Web 2.0: Hype or happiness?
Mary Zajicek (Oxford Brookes University, UK)

I have followed the accessibility trail for many years and seen many changes. In 1990 I evaluated a speech driven interface to a DOS based wordprocessor (yes really!!) for motor impaired users. I built the Voice Web browser BrookesTalk which parses HTML pages and won awards in 1998, and is now unsupported as it simply parses HTML and can't handle HTML add-ons, although the Spanish version is still used by blind children in Chile because it's free.

I now use Voice XML to gain speech access to the web for older adults, and am involved in the conversion of SVG to speech, which could make those web based county council bus maps accessible to blind users, and of course there is Web 2.0!
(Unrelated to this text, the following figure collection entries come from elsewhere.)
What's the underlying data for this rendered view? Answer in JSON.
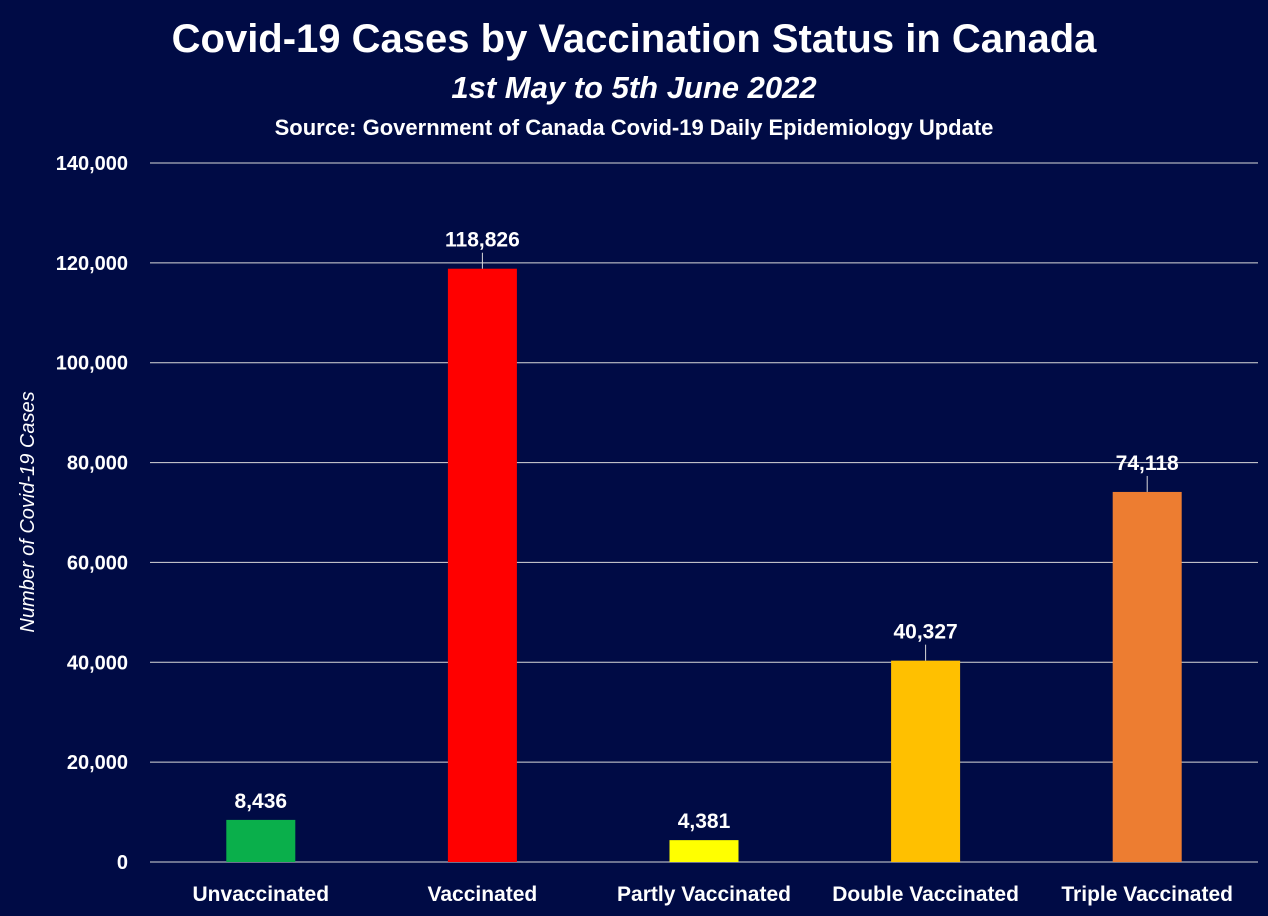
{
  "chart_data": {
    "type": "bar",
    "title": "Covid-19 Cases by Vaccination Status in Canada",
    "subtitle": "1st May to 5th June 2022",
    "source": "Source: Government of Canada Covid-19 Daily Epidemiology Update",
    "xlabel": "",
    "ylabel": "Number of Covid-19 Cases",
    "ylim": [
      0,
      140000
    ],
    "yticks": [
      0,
      20000,
      40000,
      60000,
      80000,
      100000,
      120000,
      140000
    ],
    "ytick_labels": [
      "0",
      "20,000",
      "40,000",
      "60,000",
      "80,000",
      "100,000",
      "120,000",
      "140,000"
    ],
    "grid": true,
    "legend": "none",
    "categories": [
      "Unvaccinated",
      "Vaccinated",
      "Partly Vaccinated",
      "Double Vaccinated",
      "Triple Vaccinated"
    ],
    "values": [
      8436,
      118826,
      4381,
      40327,
      74118
    ],
    "value_labels": [
      "8,436",
      "118,826",
      "4,381",
      "40,327",
      "74,118"
    ],
    "colors": [
      "#0aaf4b",
      "#ff0000",
      "#ffff00",
      "#ffc000",
      "#ed7d31"
    ],
    "background": "#000b45",
    "text_color": "#ffffff",
    "grid_color": "#d9d9d9"
  }
}
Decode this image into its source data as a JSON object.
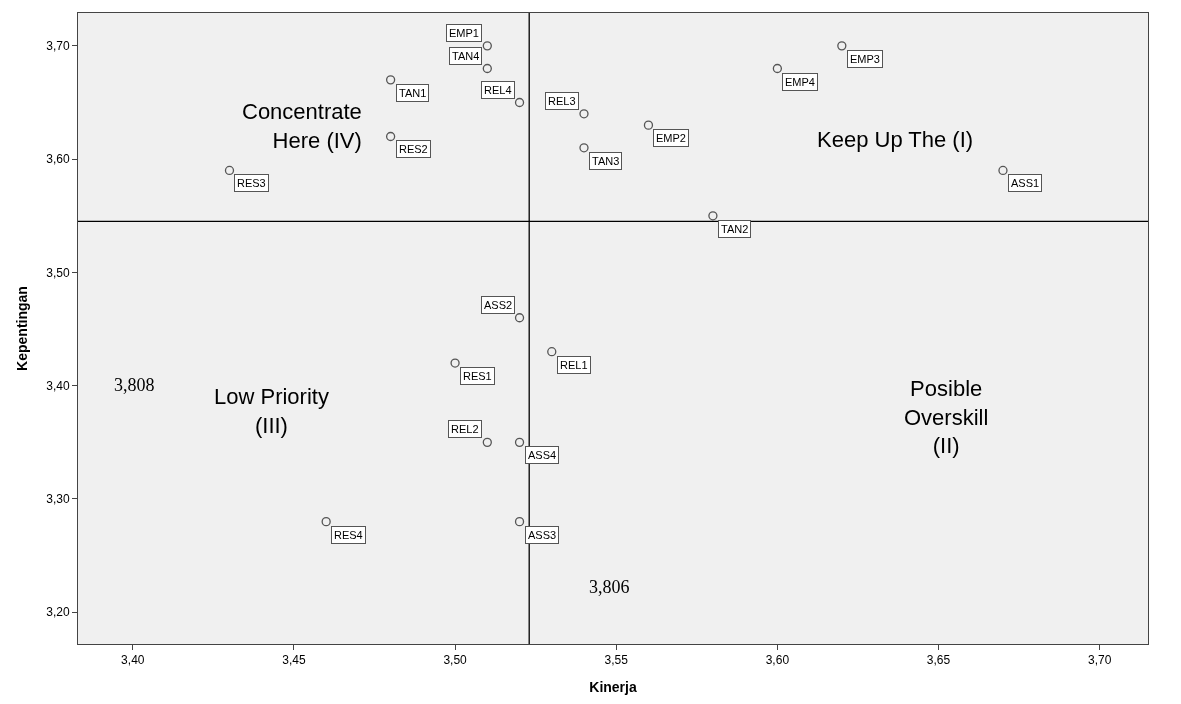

A large proportion of older adults are still not exactly rushing to use the Web even though the services they find there could save them effort and money, all of which they are usually very keen to preserve!

I will attempt to work out if anything has changed much, and if it has why.

Web 2.0 offers new ways of working with technology, new forms of socialisation, new groups you can join, new games you can play. I will look at people who have gained greater accessibility through Web 2.0, for example the blind user who now streams the content for his blog from his iPod and the dyslexic user who builds her blog out of photos from her phone with minimal captions. I will also look at those who have tried and failed to gain access to the Web, despite encouragement from family and friends, and those who remain untouched by Web 2.0 because they find it inaccessible, and uninteresting.

We are here to make the Web accessible; we need to listen to the people on the ground. Older adults in particular, who frequently experience a whole range of disabilities, have changing perceptions, computer skills, and capabilities on the Web, which should be recognised. We should be vigilant in remaining flexible to changing circumstance, and search out opportunities to increase accessibility, as and when they present themselves.